On arriving home that night, we began to truly grasp how many things that were unnoticed parts of our everyday life were completely new – and fear-inducing – for Bandit. He had to be picked up and carried through our front door, whether going in or out. He’d never had to walk through a door other than the gate on the stall where he lived, and the sight of a door in his path meant that he would stop and balk at taking another step, deathly afraid. Over a period of weeks he became sufficiently accustomed to doors that he would navigate them without any noticeable hesitation.
It took literally years before Bandit would dare to voluntarily roll over so that we could scratch his chest or belly, something he will finally do with our family members now. And to this day, if we return home from a trip out (even just to the mailbox) and walk into the house with a bag or box that he doesn’t recognize, he will immediately scramble to the point farthest from the new item and lean to the side just enough to peek around the corner so that he can see the terrifying thing.
It should be noted that not one bag or box that we’ve carried into our house has ever brought any unpleasant or painful experience to Bandit’s life, yet he is constantly on alert for the threat of the unknown. Things that you or I or most any other dog would pass by without thought make for fearful encounters in his life.
I don’t recall exactly when it was, but at some point I was struck by how much the natural views of the world held by Bailey and Bandit shape their respective life experiences. Bailey goes into every situation (except for someone scolding her – she hates that) with her tail wagging wildly, eager to see who she can get to love on her. Bandit hangs back, often cowering, with his tail tucked closely down behind his legs whenever something or someone new comes his way.
Then I considered the human parallels, how some people view life as a grand adventure just waiting to be lived, while others spend every moment afraid of the next surprise. The Baileys of the world have something to teach the latter group.
There are circumstances and moments in life which rightly put us in an alerted state, a focused watchfulness in which we seek to identify and defend against threats.

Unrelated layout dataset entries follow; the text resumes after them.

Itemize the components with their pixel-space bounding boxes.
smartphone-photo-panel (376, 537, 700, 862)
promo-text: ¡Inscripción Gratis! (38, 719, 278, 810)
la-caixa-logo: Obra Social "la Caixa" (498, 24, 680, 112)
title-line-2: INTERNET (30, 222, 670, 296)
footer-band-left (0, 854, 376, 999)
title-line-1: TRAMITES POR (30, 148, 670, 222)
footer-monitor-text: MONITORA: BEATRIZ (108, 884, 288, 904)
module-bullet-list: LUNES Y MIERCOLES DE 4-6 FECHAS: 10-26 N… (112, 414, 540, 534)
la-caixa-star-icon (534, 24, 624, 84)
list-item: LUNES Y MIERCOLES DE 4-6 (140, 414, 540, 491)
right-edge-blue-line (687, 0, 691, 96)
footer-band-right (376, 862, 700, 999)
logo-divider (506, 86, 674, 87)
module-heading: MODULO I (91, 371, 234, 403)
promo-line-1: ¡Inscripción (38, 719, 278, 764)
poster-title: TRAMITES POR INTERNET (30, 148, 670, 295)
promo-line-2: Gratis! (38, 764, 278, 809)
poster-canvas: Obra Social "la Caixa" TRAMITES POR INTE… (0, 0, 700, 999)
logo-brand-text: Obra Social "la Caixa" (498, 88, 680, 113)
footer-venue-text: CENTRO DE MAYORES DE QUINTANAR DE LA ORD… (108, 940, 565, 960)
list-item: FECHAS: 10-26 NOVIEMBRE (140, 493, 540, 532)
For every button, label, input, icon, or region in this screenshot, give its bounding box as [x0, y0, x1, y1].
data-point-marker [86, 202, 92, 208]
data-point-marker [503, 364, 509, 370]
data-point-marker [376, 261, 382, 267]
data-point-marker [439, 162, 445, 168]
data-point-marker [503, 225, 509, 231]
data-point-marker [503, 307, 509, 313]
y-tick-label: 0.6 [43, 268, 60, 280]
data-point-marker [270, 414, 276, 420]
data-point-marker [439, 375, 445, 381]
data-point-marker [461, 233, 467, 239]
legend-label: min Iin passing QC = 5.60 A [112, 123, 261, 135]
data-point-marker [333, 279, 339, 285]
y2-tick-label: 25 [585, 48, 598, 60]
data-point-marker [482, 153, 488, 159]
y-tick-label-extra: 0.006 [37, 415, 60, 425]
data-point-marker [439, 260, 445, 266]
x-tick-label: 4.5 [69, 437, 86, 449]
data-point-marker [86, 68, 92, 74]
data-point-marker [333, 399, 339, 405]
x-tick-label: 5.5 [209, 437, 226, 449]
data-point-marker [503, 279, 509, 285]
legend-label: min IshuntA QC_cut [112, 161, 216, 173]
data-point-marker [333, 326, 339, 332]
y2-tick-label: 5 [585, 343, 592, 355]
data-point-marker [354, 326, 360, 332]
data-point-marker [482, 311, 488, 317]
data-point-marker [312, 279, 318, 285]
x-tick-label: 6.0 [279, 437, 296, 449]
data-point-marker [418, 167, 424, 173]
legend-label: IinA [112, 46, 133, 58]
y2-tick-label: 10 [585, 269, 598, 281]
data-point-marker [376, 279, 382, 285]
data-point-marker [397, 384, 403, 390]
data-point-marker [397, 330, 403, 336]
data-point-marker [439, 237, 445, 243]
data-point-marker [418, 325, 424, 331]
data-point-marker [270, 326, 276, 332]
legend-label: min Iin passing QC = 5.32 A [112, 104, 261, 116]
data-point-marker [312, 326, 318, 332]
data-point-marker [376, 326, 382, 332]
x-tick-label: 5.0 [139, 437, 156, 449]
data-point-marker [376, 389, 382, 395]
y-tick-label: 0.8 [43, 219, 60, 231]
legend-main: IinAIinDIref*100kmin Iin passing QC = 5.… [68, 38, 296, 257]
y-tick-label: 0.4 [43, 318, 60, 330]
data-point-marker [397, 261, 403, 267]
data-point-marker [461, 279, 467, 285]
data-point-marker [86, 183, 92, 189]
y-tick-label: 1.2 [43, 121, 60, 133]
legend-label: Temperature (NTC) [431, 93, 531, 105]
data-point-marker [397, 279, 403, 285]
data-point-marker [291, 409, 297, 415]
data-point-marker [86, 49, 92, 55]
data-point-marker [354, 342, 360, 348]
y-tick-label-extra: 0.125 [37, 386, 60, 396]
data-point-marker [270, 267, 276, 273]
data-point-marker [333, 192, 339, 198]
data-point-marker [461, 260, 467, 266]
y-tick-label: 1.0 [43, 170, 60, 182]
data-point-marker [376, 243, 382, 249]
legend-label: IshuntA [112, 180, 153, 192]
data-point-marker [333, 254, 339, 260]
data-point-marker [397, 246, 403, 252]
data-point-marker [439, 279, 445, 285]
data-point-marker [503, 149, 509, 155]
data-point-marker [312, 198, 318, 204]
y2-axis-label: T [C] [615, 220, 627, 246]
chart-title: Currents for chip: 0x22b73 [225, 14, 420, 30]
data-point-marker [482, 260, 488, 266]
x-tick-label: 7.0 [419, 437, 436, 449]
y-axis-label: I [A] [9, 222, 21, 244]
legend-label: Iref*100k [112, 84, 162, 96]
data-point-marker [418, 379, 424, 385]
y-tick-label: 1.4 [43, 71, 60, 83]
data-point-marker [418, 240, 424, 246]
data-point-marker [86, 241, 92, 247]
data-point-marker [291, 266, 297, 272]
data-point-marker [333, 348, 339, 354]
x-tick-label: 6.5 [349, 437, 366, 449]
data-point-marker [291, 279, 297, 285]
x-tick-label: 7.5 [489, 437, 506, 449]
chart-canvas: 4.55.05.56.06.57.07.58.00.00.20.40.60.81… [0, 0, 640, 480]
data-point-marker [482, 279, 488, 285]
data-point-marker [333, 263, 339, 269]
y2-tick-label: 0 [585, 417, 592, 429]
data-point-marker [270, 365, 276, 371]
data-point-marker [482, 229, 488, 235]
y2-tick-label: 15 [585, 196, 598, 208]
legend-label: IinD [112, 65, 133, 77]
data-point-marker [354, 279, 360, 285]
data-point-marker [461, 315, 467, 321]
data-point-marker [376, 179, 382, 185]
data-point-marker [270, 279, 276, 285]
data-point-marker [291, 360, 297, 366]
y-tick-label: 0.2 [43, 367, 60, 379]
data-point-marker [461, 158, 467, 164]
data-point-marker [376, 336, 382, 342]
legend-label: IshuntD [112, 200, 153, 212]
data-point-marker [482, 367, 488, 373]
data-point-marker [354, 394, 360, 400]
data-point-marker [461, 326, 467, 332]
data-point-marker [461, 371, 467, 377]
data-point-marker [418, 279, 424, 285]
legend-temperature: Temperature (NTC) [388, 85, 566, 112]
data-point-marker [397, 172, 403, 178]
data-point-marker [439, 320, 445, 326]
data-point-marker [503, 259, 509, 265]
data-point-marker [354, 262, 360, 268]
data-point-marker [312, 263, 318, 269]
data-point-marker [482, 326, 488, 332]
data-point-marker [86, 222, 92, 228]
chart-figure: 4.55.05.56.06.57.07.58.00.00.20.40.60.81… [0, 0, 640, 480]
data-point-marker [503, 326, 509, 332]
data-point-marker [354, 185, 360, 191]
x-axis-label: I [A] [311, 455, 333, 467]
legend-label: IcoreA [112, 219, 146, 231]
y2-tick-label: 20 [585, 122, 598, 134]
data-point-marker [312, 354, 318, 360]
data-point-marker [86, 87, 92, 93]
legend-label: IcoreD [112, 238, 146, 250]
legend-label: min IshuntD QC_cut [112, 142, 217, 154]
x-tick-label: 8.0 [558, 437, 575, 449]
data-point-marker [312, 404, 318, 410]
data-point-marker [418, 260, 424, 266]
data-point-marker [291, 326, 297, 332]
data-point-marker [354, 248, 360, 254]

But for most of us, those should be very unusual moments in our lives.
We would be far better served to have Bailey’s perspective on life most of the time, always eager to see what pleasure our next human interaction might bring. There are great rewards to be had from relationships with others, and a fearfulness of unfamiliar situations and people will prevent us from enjoying those rewards. Bailey’s life demonstrates that it’s rare for an eager, friendly approach to a stranger to be met with anything other than a smile and, subsequently, an enjoyable encounter. People simply can’t resist engaging with someone who is clearly happy to meet them and risks a measure of vulnerability to establish a new friendship.
Don’t let being a fearful Bandit rob you of life’s rich experiences.